Wenn man neugierig, auf eine plötzliche Bewegung der Figur gefasst, sich
nähert, und nichts passiert.
Lärmender
Stammtisch. Einer sagt: „Versteht mich nicht falsch: Ich will ja gar
nicht auffallen, ich will ja gar nicht auffallen.“ Da werden plötzlich alle
ganz still.
Der Bub, der am Balkon dort,
Erdgeschoß, einen Spielzeugzug in der Hand, zu mir, der vorübergeht, neugierig
herblickt, aus seinen kleinen, hingedrängten Augen, plötzlich aber sich duckt
und hinterm Geländer verschwindet.
Abendliche Stimmung, Gastgarten, sorgloses
Geplauder, eine Taube, dicht an mir zu meinen Füßen, sie pickt, probeweise
bloß, gelbe Mimosenbaumblättchen, am restlosen Pflasterboden.

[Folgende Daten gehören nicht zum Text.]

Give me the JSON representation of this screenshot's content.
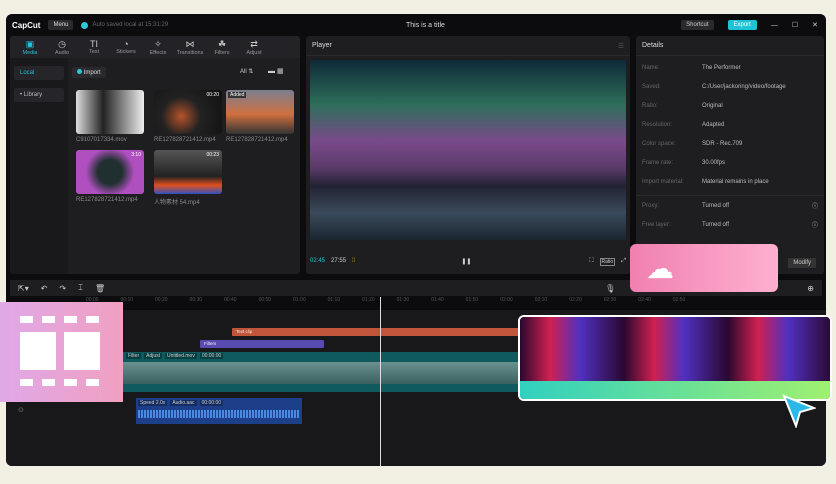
{
  "app": {
    "logo": "CapCut",
    "menu": "Menu",
    "autosave": "Auto saved local at 15:31:29",
    "title": "This is a title",
    "shortcut": "Shortcut",
    "export": "Export"
  },
  "tools": [
    {
      "label": "Media",
      "icon": "▣"
    },
    {
      "label": "Audio",
      "icon": "◷"
    },
    {
      "label": "Text",
      "icon": "TI"
    },
    {
      "label": "Stickers",
      "icon": "◔"
    },
    {
      "label": "Effects",
      "icon": "✧"
    },
    {
      "label": "Transitions",
      "icon": "⋈"
    },
    {
      "label": "Filters",
      "icon": "☘"
    },
    {
      "label": "Adjust",
      "icon": "⇄"
    }
  ],
  "sidebar": {
    "local": "Local",
    "library": "• Library"
  },
  "media": {
    "import": "Import",
    "sort": "All ⇅",
    "items": [
      {
        "name": "C9107017334.mov",
        "duration": ""
      },
      {
        "name": "RE12782872141​2.mp4",
        "duration": "00:20"
      },
      {
        "name": "RE12782872141​2.mp4",
        "duration": "",
        "badge": "Added"
      },
      {
        "name": "RE12782872141​2.mp4",
        "duration": "3:10"
      },
      {
        "name": "人物素材 54.mp4",
        "duration": "00:23"
      }
    ]
  },
  "player": {
    "title": "Player",
    "current": "02:45",
    "total": "27:55",
    "ratio": "Ratio"
  },
  "details": {
    "title": "Details",
    "rows": [
      {
        "k": "Name:",
        "v": "The Performer"
      },
      {
        "k": "Saved:",
        "v": "C:/User/jackoring/video/footage"
      },
      {
        "k": "Ratio:",
        "v": "Original"
      },
      {
        "k": "Resolution:",
        "v": "Adapted"
      },
      {
        "k": "Color space:",
        "v": "SDR - Rec.709"
      },
      {
        "k": "Frame rate:",
        "v": "30.00fps"
      },
      {
        "k": "Import material:",
        "v": "Material remains in place"
      }
    ],
    "rows2": [
      {
        "k": "Proxy:",
        "v": "Turned off"
      },
      {
        "k": "Free layer:",
        "v": "Turned off"
      }
    ],
    "modify": "Modify"
  },
  "timeline": {
    "ticks": [
      "00:00",
      "00:10",
      "00:20",
      "00:30",
      "00:40",
      "00:50",
      "01:00",
      "01:10",
      "01:20",
      "01:30",
      "01:40",
      "01:50",
      "02:00",
      "02:10",
      "02:20",
      "02:30",
      "02:40",
      "02:50"
    ],
    "text_clip": "Text clip",
    "filter_clip": "Filters",
    "video_tags": [
      "Filter",
      "Adjust",
      "Untitled.mov",
      "00:00:00"
    ],
    "audio_tags": [
      "Speed 2.0x",
      "Audio.aac",
      "00:00:00"
    ]
  },
  "colors": {
    "accent": "#1fc3d6",
    "text_clip": "#c0553a",
    "filter_clip": "#5a4bb0",
    "video": "#0e5a5e",
    "audio": "#1d3f8a"
  }
}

Darüber die Säule, aus der Mitte
des Platzes ragend, an ihrer Spitze die Jungfrau Maria.
Nun nur noch ihr Haupt, zu den
Wolken erhoben, im Sonnenlicht, wallendes Kleid.
Am
Straßenrand, in der Schotterbucht, links, rechts schwummriger Nadelwald;
am Saum ein Löwenzahnblatt, lasch, sich selbst in Schatten legend. Aber kurz,
als der Wind weht, durchs Unterholz fährt – das knistert nun – bäumt es sich
auf, das müde Blättchen, ja, geradeso wie einer, der, des Wartens müd,
plötzlich glaubt, es käme etwas oder jemand, ihn abzuholen, aufschaut …
(Aus
„Allmählich sich lichtender Himmel“, unveröffentlicht.)